Hagstrom, Paul hagstrom at bu.edu
Tue May 1 17:20:12 CDT 2018


> On May 1, 2018, at 6:06 PM, Bill Gunshannon via cctalk <cctalk at classiccmp.org> wrote:
> 
> Personally, I find all of this hilarious.  ebay has been shady for as long
> 
> as I have watched it.  I gave up seriously bidding on "auctions" years ago.
> 
> Seems every time I bid and ended out the top bidder it would stay that
> 
> way till the auction ended and then suddenly someone beat me by a
> 
> dollar. 

That's just the way eBay works.  You'll win anyway if your bid is higher than the other person's snipe.  eBay auto-bids only whatever it takes to beat you, so one increment higher.  You'll notice that if you bid $1000 on something with a $10 opening bid, eBay displays this as a bid of $10, and the time runs out with no other bids, you pay $10.  And if someone else bids $20, they lose to your new automatically placed bid of $21.

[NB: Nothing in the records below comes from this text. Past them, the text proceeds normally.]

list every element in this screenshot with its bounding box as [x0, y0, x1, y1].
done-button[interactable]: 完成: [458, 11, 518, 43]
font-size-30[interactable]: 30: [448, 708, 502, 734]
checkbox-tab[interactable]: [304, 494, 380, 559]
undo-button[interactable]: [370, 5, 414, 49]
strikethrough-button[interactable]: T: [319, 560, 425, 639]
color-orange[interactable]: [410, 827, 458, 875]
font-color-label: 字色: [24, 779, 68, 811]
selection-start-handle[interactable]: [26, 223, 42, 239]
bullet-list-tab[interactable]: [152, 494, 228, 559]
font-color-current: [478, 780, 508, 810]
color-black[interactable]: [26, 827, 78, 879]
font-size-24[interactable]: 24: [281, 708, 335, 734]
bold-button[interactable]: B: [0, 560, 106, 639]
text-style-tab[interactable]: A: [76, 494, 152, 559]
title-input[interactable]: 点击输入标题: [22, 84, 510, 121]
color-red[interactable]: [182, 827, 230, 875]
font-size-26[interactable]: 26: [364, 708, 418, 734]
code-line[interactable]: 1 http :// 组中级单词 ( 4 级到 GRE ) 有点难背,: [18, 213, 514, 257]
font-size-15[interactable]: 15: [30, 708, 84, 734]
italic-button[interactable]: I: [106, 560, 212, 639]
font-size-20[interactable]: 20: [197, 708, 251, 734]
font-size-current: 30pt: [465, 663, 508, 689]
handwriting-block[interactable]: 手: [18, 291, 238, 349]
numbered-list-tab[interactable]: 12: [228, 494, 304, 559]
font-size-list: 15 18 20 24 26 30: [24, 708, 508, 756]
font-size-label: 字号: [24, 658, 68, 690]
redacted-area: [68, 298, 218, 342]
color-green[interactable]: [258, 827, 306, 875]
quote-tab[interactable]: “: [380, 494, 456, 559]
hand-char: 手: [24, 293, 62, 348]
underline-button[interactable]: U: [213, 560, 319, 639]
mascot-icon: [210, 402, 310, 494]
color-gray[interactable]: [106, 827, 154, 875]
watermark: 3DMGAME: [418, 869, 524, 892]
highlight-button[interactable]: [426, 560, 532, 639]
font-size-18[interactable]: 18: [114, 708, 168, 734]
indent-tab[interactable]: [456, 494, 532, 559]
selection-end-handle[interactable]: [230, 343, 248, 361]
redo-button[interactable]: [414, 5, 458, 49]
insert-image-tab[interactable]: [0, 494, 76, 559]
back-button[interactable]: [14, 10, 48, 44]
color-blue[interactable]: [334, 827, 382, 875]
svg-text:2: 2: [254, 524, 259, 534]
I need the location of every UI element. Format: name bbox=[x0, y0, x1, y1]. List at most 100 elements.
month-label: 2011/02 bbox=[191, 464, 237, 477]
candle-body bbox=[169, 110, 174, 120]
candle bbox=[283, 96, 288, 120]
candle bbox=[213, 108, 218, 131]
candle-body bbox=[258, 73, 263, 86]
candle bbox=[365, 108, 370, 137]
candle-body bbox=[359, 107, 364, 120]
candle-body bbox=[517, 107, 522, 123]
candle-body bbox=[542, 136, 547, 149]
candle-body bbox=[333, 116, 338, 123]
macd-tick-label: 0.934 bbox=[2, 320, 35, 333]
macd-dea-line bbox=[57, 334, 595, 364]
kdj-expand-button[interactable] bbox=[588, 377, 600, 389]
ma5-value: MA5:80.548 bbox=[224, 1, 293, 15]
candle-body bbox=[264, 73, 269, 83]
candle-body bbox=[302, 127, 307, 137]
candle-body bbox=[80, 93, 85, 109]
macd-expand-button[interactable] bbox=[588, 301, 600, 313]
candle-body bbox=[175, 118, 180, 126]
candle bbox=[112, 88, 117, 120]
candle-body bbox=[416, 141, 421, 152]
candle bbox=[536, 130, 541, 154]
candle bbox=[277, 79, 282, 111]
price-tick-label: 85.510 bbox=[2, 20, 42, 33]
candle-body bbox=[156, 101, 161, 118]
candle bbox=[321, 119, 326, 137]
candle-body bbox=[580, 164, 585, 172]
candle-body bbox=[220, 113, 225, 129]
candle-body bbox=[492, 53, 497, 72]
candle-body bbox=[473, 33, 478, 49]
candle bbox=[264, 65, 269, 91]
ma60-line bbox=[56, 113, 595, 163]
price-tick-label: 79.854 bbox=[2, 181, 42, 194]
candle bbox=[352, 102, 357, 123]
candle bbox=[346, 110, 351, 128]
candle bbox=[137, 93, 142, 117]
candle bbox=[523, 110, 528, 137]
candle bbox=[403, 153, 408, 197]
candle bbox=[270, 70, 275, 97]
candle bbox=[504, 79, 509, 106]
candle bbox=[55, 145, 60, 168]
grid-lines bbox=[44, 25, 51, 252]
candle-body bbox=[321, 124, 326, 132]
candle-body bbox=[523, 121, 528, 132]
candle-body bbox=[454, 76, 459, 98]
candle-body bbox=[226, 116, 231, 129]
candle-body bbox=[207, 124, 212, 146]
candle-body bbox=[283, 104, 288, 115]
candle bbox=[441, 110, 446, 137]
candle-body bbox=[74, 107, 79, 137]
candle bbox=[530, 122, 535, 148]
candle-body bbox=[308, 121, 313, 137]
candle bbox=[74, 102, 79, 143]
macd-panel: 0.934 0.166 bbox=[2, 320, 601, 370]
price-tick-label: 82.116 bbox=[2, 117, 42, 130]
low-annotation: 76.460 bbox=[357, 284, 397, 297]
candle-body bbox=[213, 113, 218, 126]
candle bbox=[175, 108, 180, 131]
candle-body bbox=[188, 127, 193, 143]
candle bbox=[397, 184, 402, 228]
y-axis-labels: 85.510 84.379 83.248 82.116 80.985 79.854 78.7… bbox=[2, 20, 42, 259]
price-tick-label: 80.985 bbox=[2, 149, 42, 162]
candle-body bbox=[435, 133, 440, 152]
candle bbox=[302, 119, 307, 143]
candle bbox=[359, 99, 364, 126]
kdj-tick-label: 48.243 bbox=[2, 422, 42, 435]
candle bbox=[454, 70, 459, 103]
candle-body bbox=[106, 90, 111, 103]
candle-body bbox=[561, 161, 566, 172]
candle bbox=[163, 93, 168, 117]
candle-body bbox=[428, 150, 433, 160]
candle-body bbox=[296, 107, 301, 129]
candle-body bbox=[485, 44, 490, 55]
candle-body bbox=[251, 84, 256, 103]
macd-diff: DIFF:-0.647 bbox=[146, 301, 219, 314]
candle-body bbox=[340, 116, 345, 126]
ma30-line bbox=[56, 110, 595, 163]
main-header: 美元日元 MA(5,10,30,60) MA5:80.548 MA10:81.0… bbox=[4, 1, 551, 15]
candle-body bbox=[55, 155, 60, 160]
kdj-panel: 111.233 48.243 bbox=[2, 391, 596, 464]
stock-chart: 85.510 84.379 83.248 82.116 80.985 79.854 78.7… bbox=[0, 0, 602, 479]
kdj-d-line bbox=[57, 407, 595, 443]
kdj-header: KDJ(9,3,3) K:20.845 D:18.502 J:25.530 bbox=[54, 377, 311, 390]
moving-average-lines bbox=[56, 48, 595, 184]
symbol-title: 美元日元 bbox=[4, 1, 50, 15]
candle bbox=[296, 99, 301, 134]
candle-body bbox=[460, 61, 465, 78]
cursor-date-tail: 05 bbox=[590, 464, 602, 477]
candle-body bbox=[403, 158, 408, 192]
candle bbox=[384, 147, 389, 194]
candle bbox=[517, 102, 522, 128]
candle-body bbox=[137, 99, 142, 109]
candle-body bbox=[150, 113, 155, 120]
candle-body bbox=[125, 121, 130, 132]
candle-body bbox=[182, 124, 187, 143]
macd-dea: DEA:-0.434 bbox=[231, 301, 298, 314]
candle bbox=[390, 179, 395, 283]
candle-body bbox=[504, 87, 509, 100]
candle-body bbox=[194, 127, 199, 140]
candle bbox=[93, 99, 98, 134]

I don't think there's any advantage to not sniping, since bidding calls attention to a thing and does encourage people to bid it up even if your top snipe bid would beat them.  But this is just basically how the eBay game is played.  I used to snipe by hand, now I usually let a bot do it.  It bids in the last couple of seconds, so it can look just like what you describe.  Sniping wouldn't work if auctions didn't have a hard end time, but since they do, that's how it works and they state it all quite clearly.  Maybe sometime something shady happens though I've yet to see any convincing evidence of it myself (only people claiming it happens all the time, all the time), but sniping is not itself shady.